Methods For Reducing Debt
For 2020, the most popular New Year's resolution people made was to manage their finances1 better. If you're looking to do the same in 2021, reducing your debt is one of the more meaningful actions you can take to improve your finances.
When you reduce your debt, you'll raise your credit score and lower your monthly expenses. All the money you would have paid toward debt can now go toward your various savings goals like buying a home or saving for retirement.
Explore the tips below to help you reduce your debt and make good on a New Year's resolution that will pay you back for investing in your financial wellness.
Get a side hustle
If you find you have some time to spare, a side hustle can help you chip away at your debt. From gig economy jobs to part-time or seasonal work around the holidays, every little bit you earn means more cash toward paying down your debt.
Side hustles don't have to bring in much to make a big difference, either. For example, if you have a $5000 credit card balance that charges 15% interest, making a minimum payment of roughly $113 means you'll take over five years to pay off that card and pay over $2,300 in interest. If you put an extra $200 toward that debt each month from a side hustle, you'll pay off your debt in only 18 months and only pay $612 in interest. A part-time gig that brings in just a couple hundred dollars a month can make an impact.
Adjust your budget
If you already have a budget in place, a budget review might be just what you need to find more money to help reduce your debt.
When reviewing your budget, don't automatically think you have to eliminate everything fun. Depriving yourself is a good way to make you quickly resent your debt payoff strategy. Instead, think of ways you can reduce everyday expenditures. Reducing your grocery bill or skipping a few take-out meals a month can translate to significant savings.
Leverage balance transfers
If you have available credit on your credit cards, using balance transfers can be a powerful way to accelerate your debt payoff. Many credit cards offer low balance transfer rates for a promotional period, say six or twelve months. By transferring balances to cards offering low introductory interest rates, you can save a significant amount in interest and make your debt disappear faster.
When exploring balance transfers, be on the lookout for any balance transfer fees and how those will add to the balance you're transferring. Transfer fees average 3% to 5%2 of the balance you're transferring.
Because a HELOC is secured by your home, interest rates are often lower than with credit cards, student loans, and other personal loans.
Ask for a lower interest rate
Depending on how long you've had your credit card, you might be able to call your card issuer and ask for a lower interest rate. While this is a more aggressive strategy that's not guaranteed to work, those with longstanding good payment histories could score a rate reduction.
If you're also considering a balance transfer, you can use this as leverage to entice your card issuer to extend you the same offer or reduce your rate. The worst that can happen is the issuer says no, and you're no worse off than you were before you asked. However, if you score the rate reduction, you'll be saving interest, and your monthly payments will go further toward reducing your debt.
Consolidate to save
If keeping track of multiple loans and credit cards with higher interest rates is a hassle, you might consider a debt consolidation loan. If a loan offers a lower interest rate than the debts you want to combine, you'll save in interest and gain convenience by having one easy monthly payment.

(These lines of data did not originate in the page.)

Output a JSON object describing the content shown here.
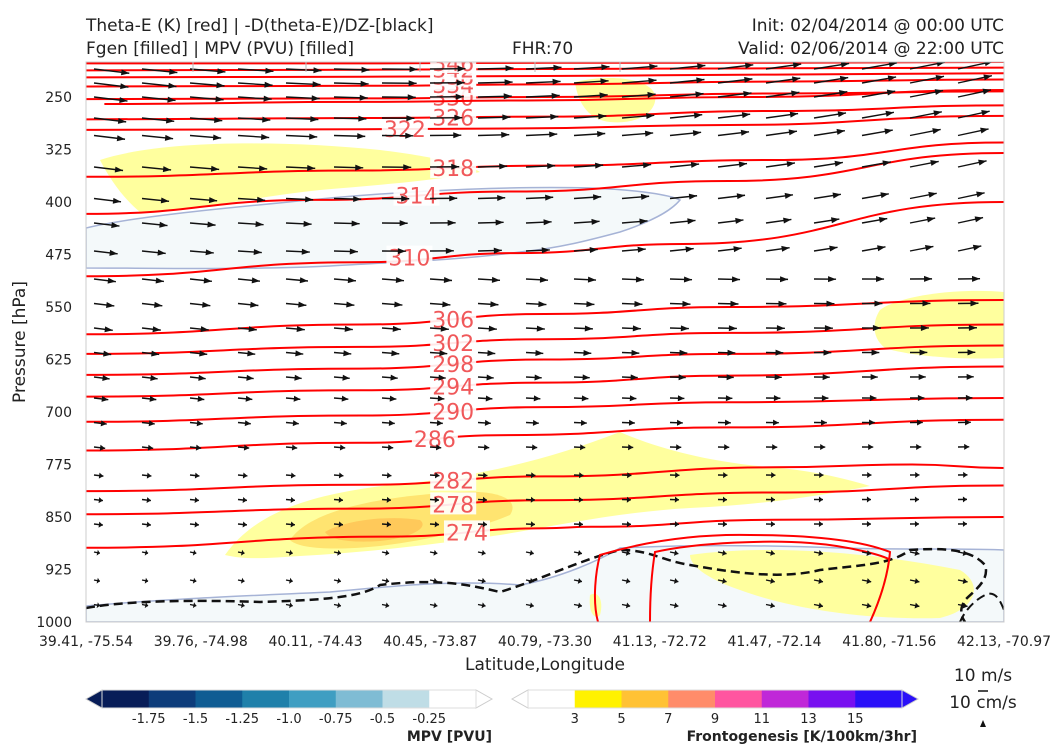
{
  "header": {
    "title_left_1": "Theta-E (K) [red] | -D(theta-E)/DZ-[black]",
    "title_left_2": "Fgen [filled] | MPV (PVU) [filled]",
    "fhr": "FHR:70",
    "init": "Init: 02/04/2014 @ 00:00 UTC",
    "valid": "Valid: 02/06/2014 @ 22:00 UTC"
  },
  "chart_data": {
    "type": "cross-section",
    "xlabel": "Latitude,Longitude",
    "ylabel": "Pressure [hPa]",
    "x_ticks": [
      "39.41, -75.54",
      "39.76, -74.98",
      "40.11, -74.43",
      "40.45, -73.87",
      "40.79, -73.30",
      "41.13, -72.72",
      "41.47, -72.14",
      "41.80, -71.56",
      "42.13, -70.97"
    ],
    "y_ticks": [
      250,
      325,
      400,
      475,
      550,
      625,
      700,
      775,
      850,
      925,
      1000
    ],
    "ylim": [
      1000,
      200
    ],
    "theta_e_contours": [
      {
        "value": "274",
        "points": [
          [
            0,
            894
          ],
          [
            0.33,
            878
          ],
          [
            0.5,
            866
          ],
          [
            0.55,
            864
          ],
          [
            0.75,
            854
          ],
          [
            1,
            850
          ]
        ]
      },
      {
        "value": "278",
        "points": [
          [
            0,
            846
          ],
          [
            0.3,
            838
          ],
          [
            0.5,
            826
          ],
          [
            0.75,
            815
          ],
          [
            1,
            805
          ]
        ]
      },
      {
        "value": "282",
        "points": [
          [
            0,
            813
          ],
          [
            0.3,
            804
          ],
          [
            0.5,
            792
          ],
          [
            0.75,
            779
          ],
          [
            0.9,
            775
          ],
          [
            1,
            780
          ]
        ]
      },
      {
        "value": "286",
        "points": [
          [
            0,
            755
          ],
          [
            0.3,
            744
          ],
          [
            0.46,
            733
          ],
          [
            0.7,
            722
          ],
          [
            1,
            711
          ]
        ]
      },
      {
        "value": "290",
        "points": [
          [
            0,
            714
          ],
          [
            0.3,
            705
          ],
          [
            0.5,
            693
          ],
          [
            0.7,
            686
          ],
          [
            1,
            680
          ]
        ]
      },
      {
        "value": "294",
        "points": [
          [
            0,
            678
          ],
          [
            0.3,
            669
          ],
          [
            0.5,
            658
          ],
          [
            0.7,
            648
          ],
          [
            1,
            635
          ]
        ]
      },
      {
        "value": "298",
        "points": [
          [
            0,
            647
          ],
          [
            0.3,
            638
          ],
          [
            0.5,
            625
          ],
          [
            0.7,
            617
          ],
          [
            1,
            605
          ]
        ]
      },
      {
        "value": "302",
        "points": [
          [
            0,
            617
          ],
          [
            0.3,
            607
          ],
          [
            0.5,
            596
          ],
          [
            0.7,
            587
          ],
          [
            1,
            575
          ]
        ]
      },
      {
        "value": "306",
        "points": [
          [
            0,
            589
          ],
          [
            0.3,
            575
          ],
          [
            0.5,
            560
          ],
          [
            0.7,
            550
          ],
          [
            1,
            540
          ]
        ]
      },
      {
        "value": "310",
        "points": [
          [
            0,
            506
          ],
          [
            0.3,
            486
          ],
          [
            0.47,
            473
          ],
          [
            0.65,
            460
          ],
          [
            1,
            400
          ]
        ]
      },
      {
        "value": "314",
        "points": [
          [
            0,
            417
          ],
          [
            0.25,
            397
          ],
          [
            0.47,
            385
          ],
          [
            0.7,
            370
          ],
          [
            1,
            330
          ]
        ]
      },
      {
        "value": "318",
        "points": [
          [
            0,
            364
          ],
          [
            0.3,
            355
          ],
          [
            0.5,
            348
          ],
          [
            0.75,
            340
          ],
          [
            1,
            315
          ]
        ]
      },
      {
        "value": "322",
        "points": [
          [
            0,
            297
          ],
          [
            0.3,
            296
          ],
          [
            0.46,
            295
          ],
          [
            0.7,
            290
          ],
          [
            1,
            277
          ]
        ]
      },
      {
        "value": "326",
        "points": [
          [
            0,
            282
          ],
          [
            0.3,
            280
          ],
          [
            0.5,
            278
          ],
          [
            0.75,
            270
          ],
          [
            1,
            262
          ]
        ]
      },
      {
        "value": "330",
        "points": [
          [
            0,
            253
          ],
          [
            0.3,
            252
          ],
          [
            0.5,
            250
          ],
          [
            0.75,
            245
          ],
          [
            1,
            242
          ]
        ]
      },
      {
        "value": "334",
        "points": [
          [
            0,
            235
          ],
          [
            0.3,
            234
          ],
          [
            0.5,
            232
          ],
          [
            0.75,
            228
          ],
          [
            1,
            225
          ]
        ]
      },
      {
        "value": "338",
        "points": [
          [
            0,
            222
          ],
          [
            0.3,
            221
          ],
          [
            0.5,
            220
          ],
          [
            0.75,
            218
          ],
          [
            1,
            216
          ]
        ]
      },
      {
        "value": "342",
        "points": [
          [
            0,
            212
          ],
          [
            0.3,
            211
          ],
          [
            0.5,
            210
          ],
          [
            0.75,
            209
          ],
          [
            1,
            208
          ]
        ]
      },
      {
        "value": "346",
        "points": [
          [
            0,
            202
          ],
          [
            0.3,
            202
          ],
          [
            0.5,
            201
          ],
          [
            0.75,
            201
          ],
          [
            1,
            200
          ]
        ]
      },
      {
        "value": "",
        "points": [
          [
            0.02,
            260
          ],
          [
            0.3,
            257
          ],
          [
            0.48,
            255
          ],
          [
            0.72,
            250
          ],
          [
            1,
            240
          ]
        ]
      }
    ],
    "vector_scale": [
      "10 m/s",
      "10 cm/s"
    ],
    "mpv_colorbar": {
      "label": "MPV [PVU]",
      "ticks": [
        "-1.75",
        "-1.5",
        "-1.25",
        "-1.0",
        "-0.75",
        "-0.5",
        "-0.25"
      ],
      "colors": [
        "#081d58",
        "#0d3c7a",
        "#0f5c93",
        "#1f80aa",
        "#3f9ec2",
        "#7fbcd4",
        "#bfdde6",
        "#ffffff"
      ]
    },
    "fgen_colorbar": {
      "label": "Frontogenesis [K/100km/3hr]",
      "ticks": [
        "3",
        "5",
        "7",
        "9",
        "11",
        "13",
        "15"
      ],
      "colors": [
        "#ffffff",
        "#fff200",
        "#ffc235",
        "#ff8c6a",
        "#ff55a0",
        "#c028d8",
        "#7810f0",
        "#2a10f8"
      ]
    }
  }
}
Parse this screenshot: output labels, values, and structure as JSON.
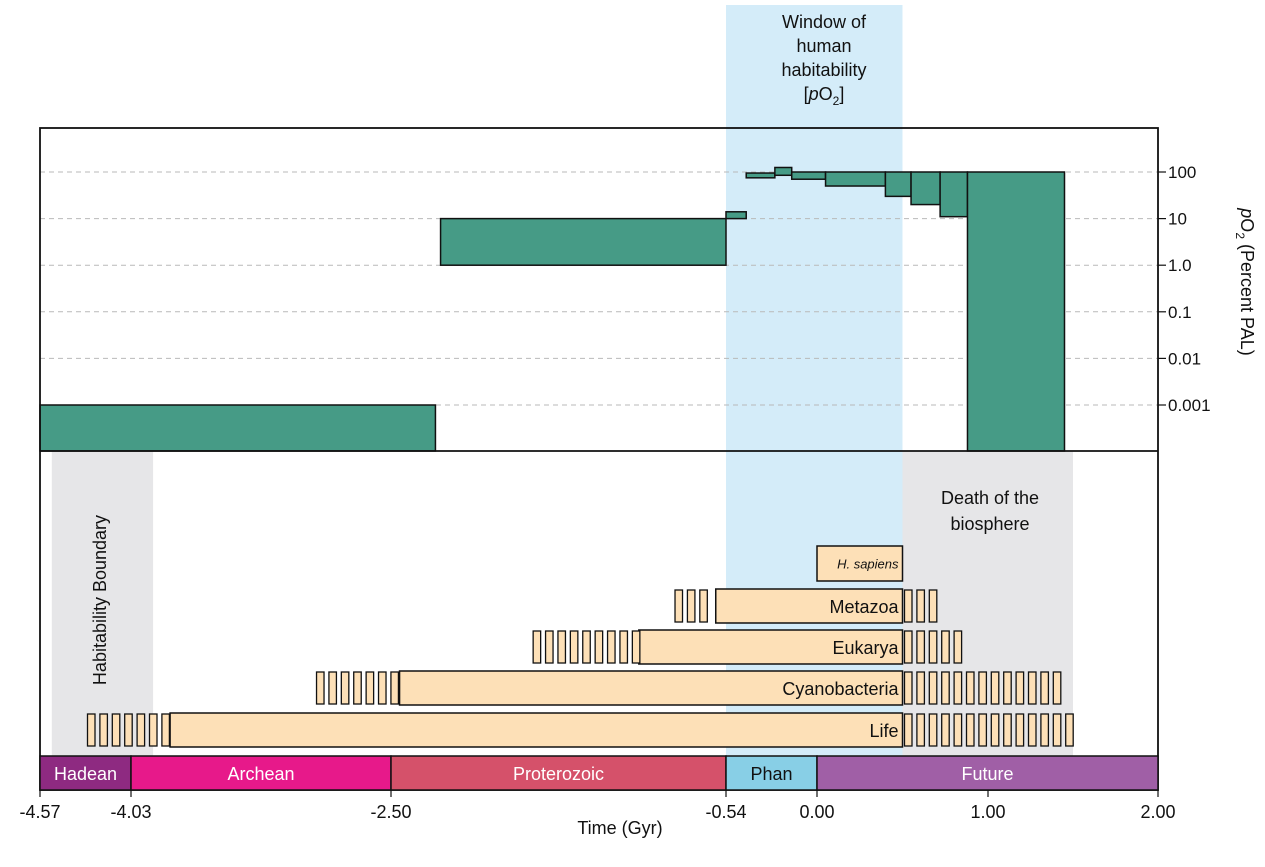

Keep in mind that consolidating debt can seem like a convenient option if you're currently making multiple monthly payments. However, you don't want to sacrifice savings for convenience. Only consolidate debts that are at an interest rate higher than a new loan.
Consider a HELOC
If you're a homeowner, a home equity line of credit (HELOC) could help you reduce your debt by consolidating your debt into a single, low-interest monthly payment using your home equity as collateral. Because your home secures the loan, interest rates with a HELOC are often lower than with credit cards, student loans, and other personal loans.
When reviewing a HELOC as an option, speak with a loan officer or financial advisor to see if this type of strategy makes sense to help you reduce your debt. You'll need to take into consideration your home's equity, how long you plan to stay in your home, the interest rate (and how it compares to your current debt), and the closing costs associated with this type of line of credit. All will have an impact on whether a HELOC makes sense to pay down your debt.
With the six strategies above, you now have more tools in your financial toolbox to help you reduce your debt and stick to your New Year's resolution of managing your finances better.
Important disclosure information
This content is general in nature and does not constitute legal, tax, accounting, financial or investment advice. You are encouraged to consult with competent legal, tax, accounting, financial or investment professionals based on your specific circumstances. We do not make any warranties as to accuracy or completeness of this information, do not endorse any third-party companies, products, or services described here, and take no liability for your use of this information.